Anche negli anni successivi alla fine del conflitto N. non fece mancare il suo apporto all’associazionismo cattolico vedendosi eletto come presidente della Giunta di Ac della diocesi di Albano nel 1949 e venendo riconfermato in questo ruolo per sei volte, rimanendo in carica fino al 1976.
Molto attivo fu anche in ambito politico visto che nel 1953 venne eletto senatore della Repubblica nel collegio di Velletri e, nel 1958, fu deputato al Parlamento per il XIX Collegio di Roma, Viterbo, Latina e Frosinone. Si spese a più riprese per aiutare alcune categorie di lavoratori particolarmente attive nel tessuto sociale della zona dei Castelli e la sua opera venne riconosciuta con cariche prestigiose. Dal 1957 al 1966 assunse l’incarico di presidente dell’Associazione cristiana artigiani italiani e, tra il 1963 e il 1970, dell’Ente nazionale per l’artigianato e la piccola industria.

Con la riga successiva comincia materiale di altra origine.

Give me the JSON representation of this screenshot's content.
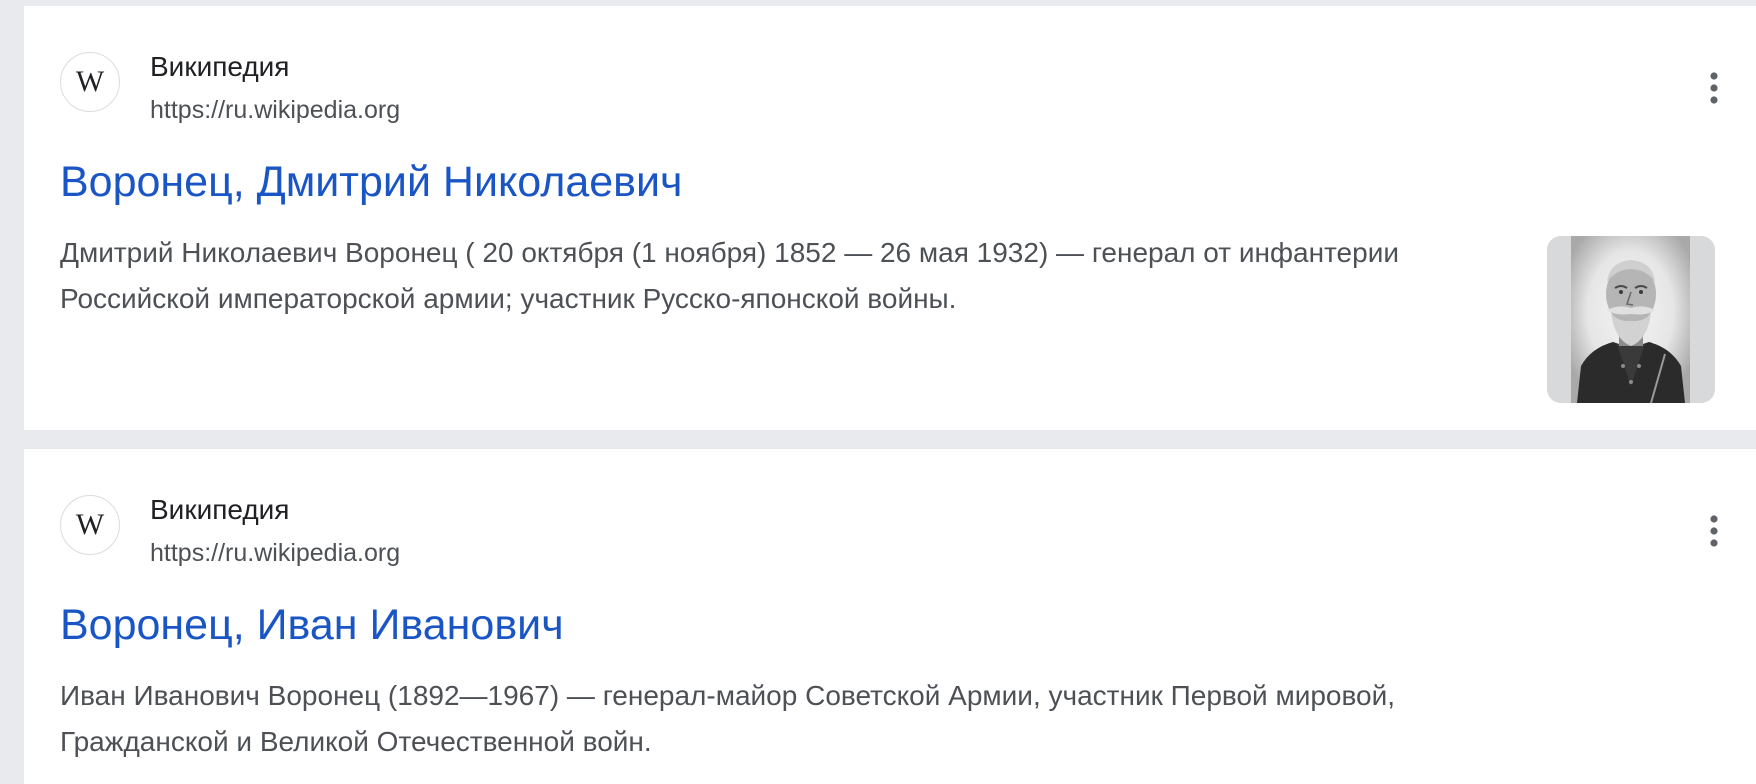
{
  "results": [
    {
      "site_name": "Википедия",
      "site_url": "https://ru.wikipedia.org",
      "favicon_icon": "wikipedia-w-icon",
      "favicon_letter": "W",
      "title": "Воронец, Дмитрий Николаевич",
      "snippet": "Дмитрий Николаевич Воронец ( 20 октября (1 ноября) 1852 — 26 мая 1932) — генерал от инфантерии Российской императорской армии; участник Русско-японской войны.",
      "thumbnail": "portrait-photo",
      "menu_icon": "more-vert-icon"
    },
    {
      "site_name": "Википедия",
      "site_url": "https://ru.wikipedia.org",
      "favicon_icon": "wikipedia-w-icon",
      "favicon_letter": "W",
      "title": "Воронец, Иван Иванович",
      "snippet": "Иван Иванович Воронец (1892—1967) — генерал-майор Советской Армии, участник Первой мировой, Гражданской и Великой Отечественной войн.",
      "menu_icon": "more-vert-icon"
    }
  ],
  "colors": {
    "page_background": "#e8eaed",
    "card_background": "#ffffff",
    "title_link": "#1a55c6",
    "text_secondary": "#4d5156",
    "text_primary": "#202124"
  }
}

In questi anni, più precisamente dal 1967 al 1977, venne chiamato dal vescovo della diocesi di Albano ad assumere l’incarico di docente di religione cattolica presso la scuola magistrale «Mons. Grassi» di Marino e per quasi tutti gli anni Settanta ne ricoprì anche il ruolo di preside. Impegnato fino agli ultimi giorni nel suo obiettivo di promuovere una sana e più efficace educazione giovanile, N. morì nella sua città natale il 1° dicembre 1980. Su richiesta dell’Istituto dei Discepoli di Gesù, nell’ottobre del 1997 il vescovo di Albano ha aperto il processo per la sua beatificazione, che si è concluso nella fase diocesana il 21 maggio 2005.